Disput um Zeitpunkt der Reise von Kommissionsvertretern nach Ankara.
Brüssel. Im Team Juncker hat Frans Timmermans sozusagen die Aufgabe des Spielmachers: Der polyglotte ehemalige Außenminister der Niederlande ist als erster Vizepräsident der EU-Kommission die rechte Hand von Jean-Claude Juncker und wird von ihm gern mit besonders delikaten Aufgaben betraut. Insofern war es nicht verwunderlich, dass der Kommissionschef seinen Vize beauftragte, vergangene Woche nach Ankara zu reisen, um mit der türkischen Regierung über eine Lösung der Flüchtlingskrise zu verhandeln. Doch wie mehrere Quellen der „Presse“ bestätigten, ging die Entscheidung über Timmermans' türkische Mission bei der Sitzung des Kollegiums der EU-Kommissare am 6. Oktober alles andere als reibungslos über die Bühne: Demnach hatte es während der Zusammenkunft ernsthafte Differenzen zwischen Juncker und dem für Erweiterung und Nachbarschaftspolitik zuständigen Johannes Hahn gegeben. Der österreichische Kommissar habe Bedenken geäußert, ob die Reise eines EU-Vertreters im Vorfeld der heiklen türkischen Parlamentswahl am 1. November das richtige Signal an die Regierung in Ankara sei, hat ein mit dem Verlauf der Sitzung vertrauter Insider gesagt. Woraufhin Juncker die Angelegenheit zur Chefsache erklärt und an Timmermans delegiert habe.
„Nur ein Nebendarsteller“
Im Brüsseler Kabinett von Hahn sieht man die Angelegenheit naturgemäß anders: „Aufgrund seines Portfolios spielt der Kommissar in den Gesprächen mit der Türkei eine zentrale Rolle“, hieß es gestern. Dieser Darstellung widerspricht gegenüber der „Presse“ eine Person aus Junckers innerstem Zirkel: „Das Sagen hat jetzt Timmermans, Hahn ist nur ein Nebendarsteller.“ Die Aussage muss allerdings insofern relativiert werden, als die Bildung von Arbeitsgruppen zum neuen Modus Operandi der Brüsseler Behörde gehört – neben Timmermans und Hahn sind auch der für Migrationsfragen zuständige Kommissar, Dimitris Avramopoulos, Außenbeauftragte Federica Mogherini sowie Christos Stylianides, Kommissar für humanitäre Hilfe, mit an Bord.

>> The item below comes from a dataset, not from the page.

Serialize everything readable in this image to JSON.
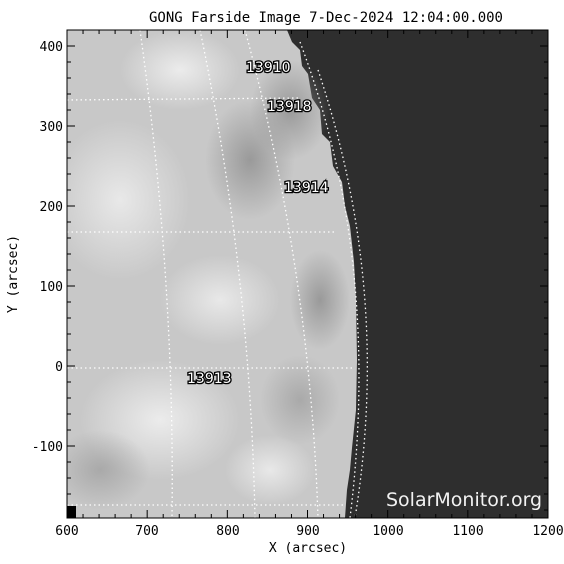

Dass der erste Vizepräsident der EU-Kommission kraft seines Amts an der Spitze des Teams steht, ist naheliegend.
Der Disput im Kollegium (hinter vorgehaltener Hand wird davon berichtet, dass auch der deutsche Digital-Kommissar, Günther Oettinger, Zweifel geäußert hat) spiegelt die gesamteuropäische Stimmungslage wider – denn die jüngsten europäischen Kooperationsangebote in Richtung Ankara werden nicht überall goutiert. Auch innerhalb der österreichischen Regierung gibt es diesbezüglich unterschiedliche Auffassungen: Während Außenminister Sebastian Kurz (ÖVP) davor warnt, die Sicherung der EU-Außengrenze der Türkei zu überlassen (siehe Seite 3), hält man es im Umfeld von Bundeskanzler Werner Faymann (SPÖ) für „wichtig und richtig“, jetzt mit Ankara zu verhandeln – vorausgesetzt, die heikle Frage der Menschenrechte in der Türkei werde dabei nicht unter den Tisch gekehrt.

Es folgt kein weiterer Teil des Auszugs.